Wucht und Normung
Lyrik
Wandel
Ocker

Die Heimat, das Paradies auf Erden und des Schöpfers Werk, es lebt nur in unseren Köpfen. In Wirklichkeit stirbt dieser Ort jeden Tag aufs Neue mit jeder Veränderung an die sich immer wieder ändernden Umstände.

Wir wollen den schmerzhaften Verlust auf niedriger Flamme köcheln, widmen unser Handeln dem Bewahren und Konservieren. Wir bauen Mauern, sichern Grenzen. Wir erlassen Gesetze, strafen Regelbrecher. Die Heimat ist tot, lang lebe die Heimat.

Wir lassen den Schmerz hinter uns, treten die Flucht nach vorn an. Wir stürzen uns täglich in ein neues Abenteuer. Wir reißen Mauern ein, überschreiten Grenzen. Wir werfen alles um, loben den Fortschritt. Die Heimat ist tot, lang lebe die Heimat.

Starke Frauen im Ringen um die absolute Wahrheit. Starke Männer auf der Suche nach einem neuen Selbst. Auf der größten Bühne vertiefen die Letzten und die Ersten den Graben. Alle anderen kennen ihre Antwort schon: Geld regiert die Welt.

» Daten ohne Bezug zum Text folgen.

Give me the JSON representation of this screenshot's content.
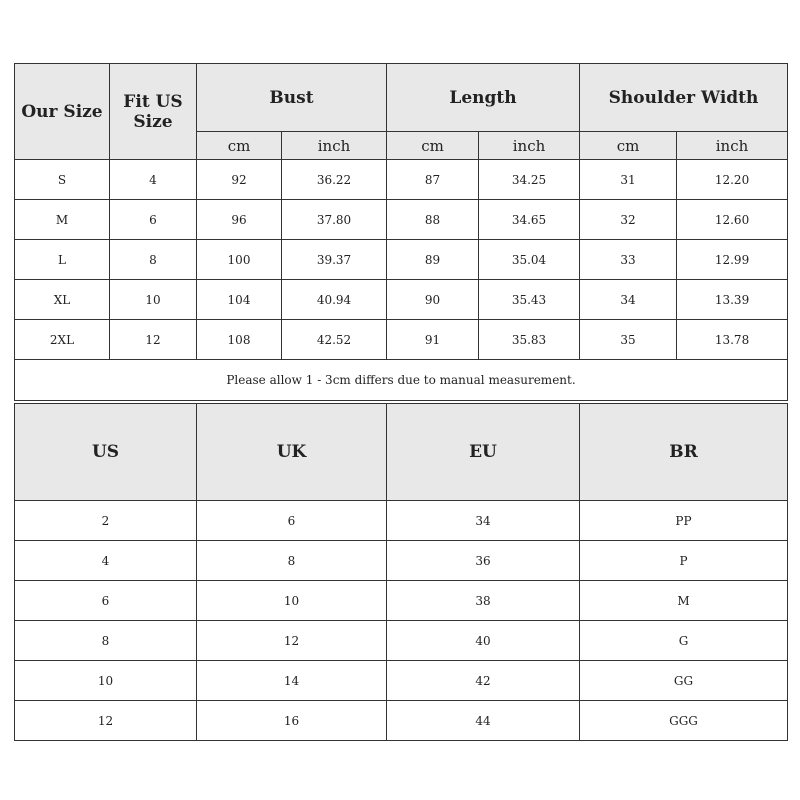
{
  "size_table": {
    "headers": {
      "our_size": "Our Size",
      "fit_us": "Fit US Size",
      "bust": "Bust",
      "length": "Length",
      "shoulder": "Shoulder Width"
    },
    "units": [
      "cm",
      "inch",
      "cm",
      "inch",
      "cm",
      "inch"
    ],
    "rows": [
      [
        "S",
        "4",
        "92",
        "36.22",
        "87",
        "34.25",
        "31",
        "12.20"
      ],
      [
        "M",
        "6",
        "96",
        "37.80",
        "88",
        "34.65",
        "32",
        "12.60"
      ],
      [
        "L",
        "8",
        "100",
        "39.37",
        "89",
        "35.04",
        "33",
        "12.99"
      ],
      [
        "XL",
        "10",
        "104",
        "40.94",
        "90",
        "35.43",
        "34",
        "13.39"
      ],
      [
        "2XL",
        "12",
        "108",
        "42.52",
        "91",
        "35.83",
        "35",
        "13.78"
      ]
    ],
    "note": "Please allow 1 - 3cm differs due to manual measurement."
  },
  "conversion_table": {
    "headers": [
      "US",
      "UK",
      "EU",
      "BR"
    ],
    "rows": [
      [
        "2",
        "6",
        "34",
        "PP"
      ],
      [
        "4",
        "8",
        "36",
        "P"
      ],
      [
        "6",
        "10",
        "38",
        "M"
      ],
      [
        "8",
        "12",
        "40",
        "G"
      ],
      [
        "10",
        "14",
        "42",
        "GG"
      ],
      [
        "12",
        "16",
        "44",
        "GGG"
      ]
    ]
  }
}
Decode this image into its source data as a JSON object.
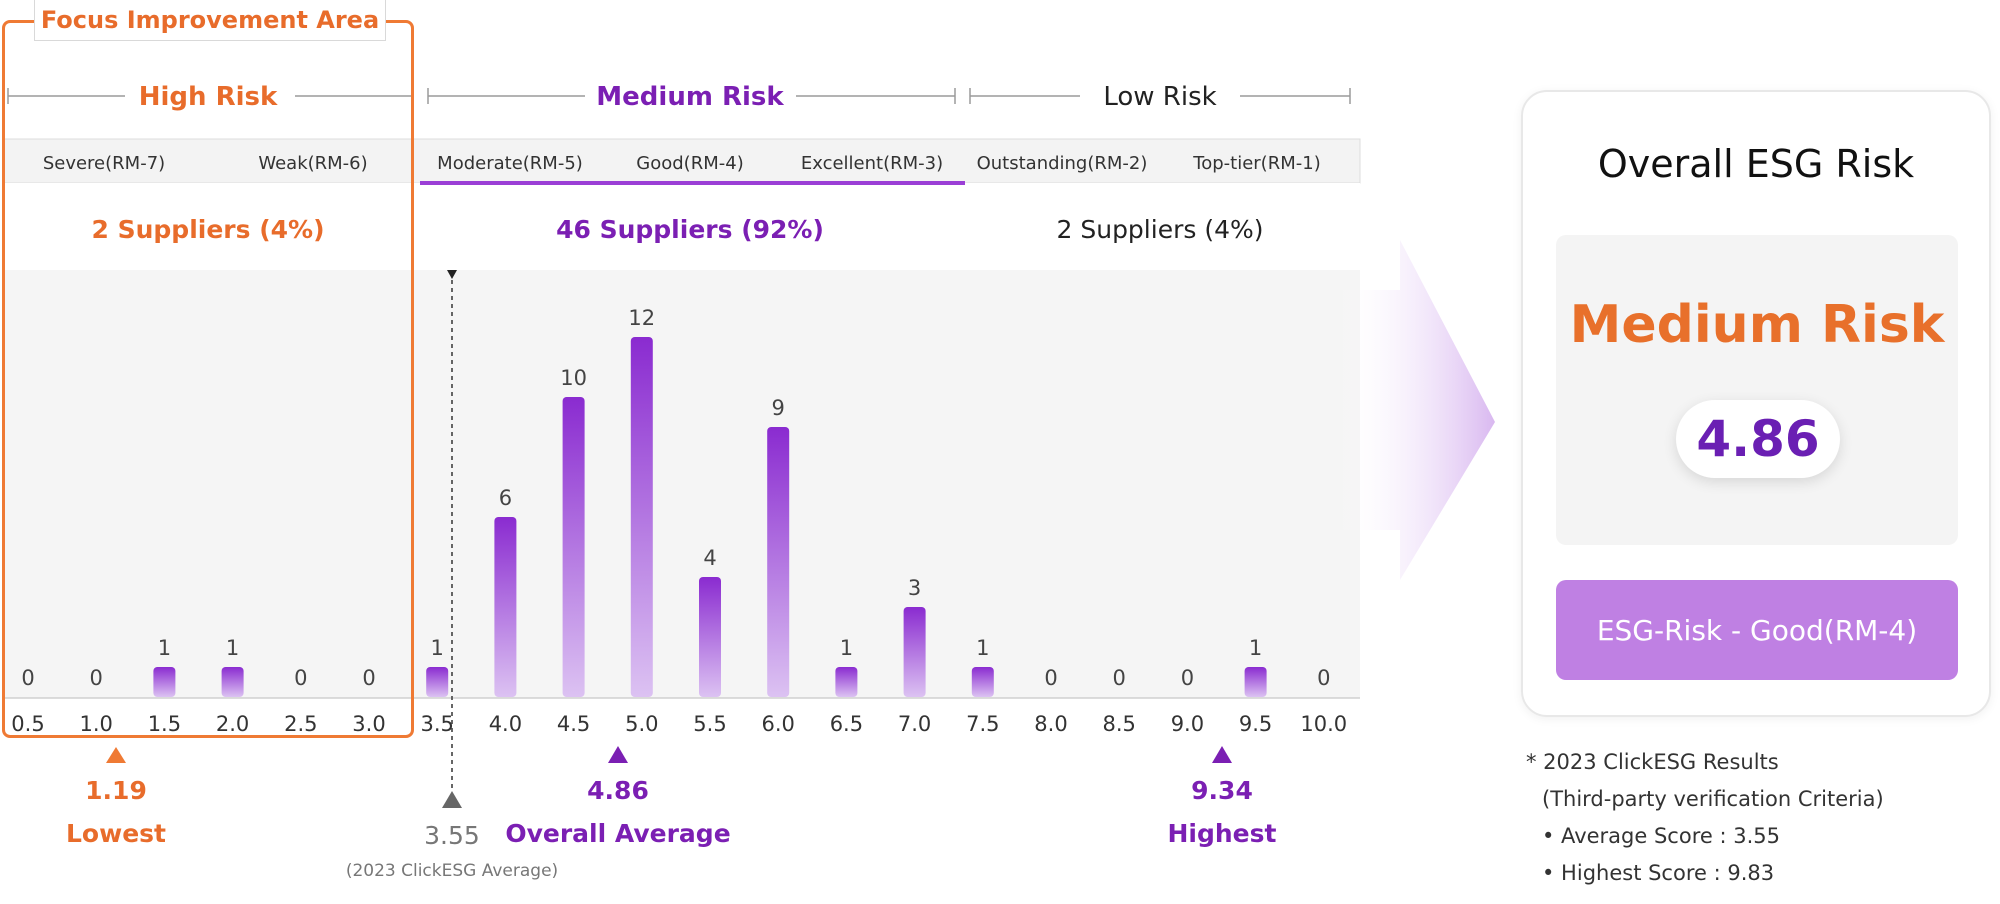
{
  "focus_label": "Focus Improvement Area",
  "risk_groups": [
    {
      "name": "High Risk",
      "color": "#e86c2b",
      "suppliers": "2 Suppliers (4%)"
    },
    {
      "name": "Medium Risk",
      "color": "#7b1fb3",
      "suppliers": "46 Suppliers (92%)"
    },
    {
      "name": "Low Risk",
      "color": "#222222",
      "suppliers": "2 Suppliers (4%)"
    }
  ],
  "ratings": [
    "Severe(RM-7)",
    "Weak(RM-6)",
    "Moderate(RM-5)",
    "Good(RM-4)",
    "Excellent(RM-3)",
    "Outstanding(RM-2)",
    "Top-tier(RM-1)"
  ],
  "markers": {
    "lowest": {
      "value": "1.19",
      "label": "Lowest"
    },
    "clickesg_average": {
      "value": "3.55",
      "label": "(2023 ClickESG Average)"
    },
    "overall_average": {
      "value": "4.86",
      "label": "Overall Average"
    },
    "highest": {
      "value": "9.34",
      "label": "Highest"
    }
  },
  "result_card": {
    "title": "Overall ESG Risk",
    "level": "Medium Risk",
    "score": "4.86",
    "grade": "ESG-Risk - Good(RM-4)"
  },
  "notes": [
    "* 2023 ClickESG Results",
    "(Third-party verification Criteria)",
    "• Average Score : 3.55",
    "• Highest Score : 9.83"
  ],
  "colors": {
    "high": "#e86c2b",
    "medium": "#7b1fb3",
    "bar_top": "#8a2bd0",
    "bar_bottom": "#dcc2f2",
    "focus_border": "#ef7a34"
  },
  "chart_data": {
    "type": "bar",
    "title": "",
    "xlabel": "",
    "ylabel": "",
    "categories": [
      "0.5",
      "1.0",
      "1.5",
      "2.0",
      "2.5",
      "3.0",
      "3.5",
      "4.0",
      "4.5",
      "5.0",
      "5.5",
      "6.0",
      "6.5",
      "7.0",
      "7.5",
      "8.0",
      "8.5",
      "9.0",
      "9.5",
      "10.0"
    ],
    "values": [
      0,
      0,
      1,
      1,
      0,
      0,
      1,
      6,
      10,
      12,
      4,
      9,
      1,
      3,
      1,
      0,
      0,
      0,
      1,
      0
    ],
    "ylim": [
      0,
      12
    ],
    "grid": false
  }
}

Von der Ferne drückt sich eine sonderbare Wolke über das Habitat. Sie ist farblos, obwohl eine jede die Farbe zu erkennen vermag. Diese Wolke begräbt das Leben, zurück bleibt Sternenstaub. Heimat und Hoffnung nur noch Worte, ihr Hort geraubt.

Doch welch ungeheure Wucht zerstörte die stabilste Ordnung? Oder kam ihr schleichendes Ende erst durch die Normung?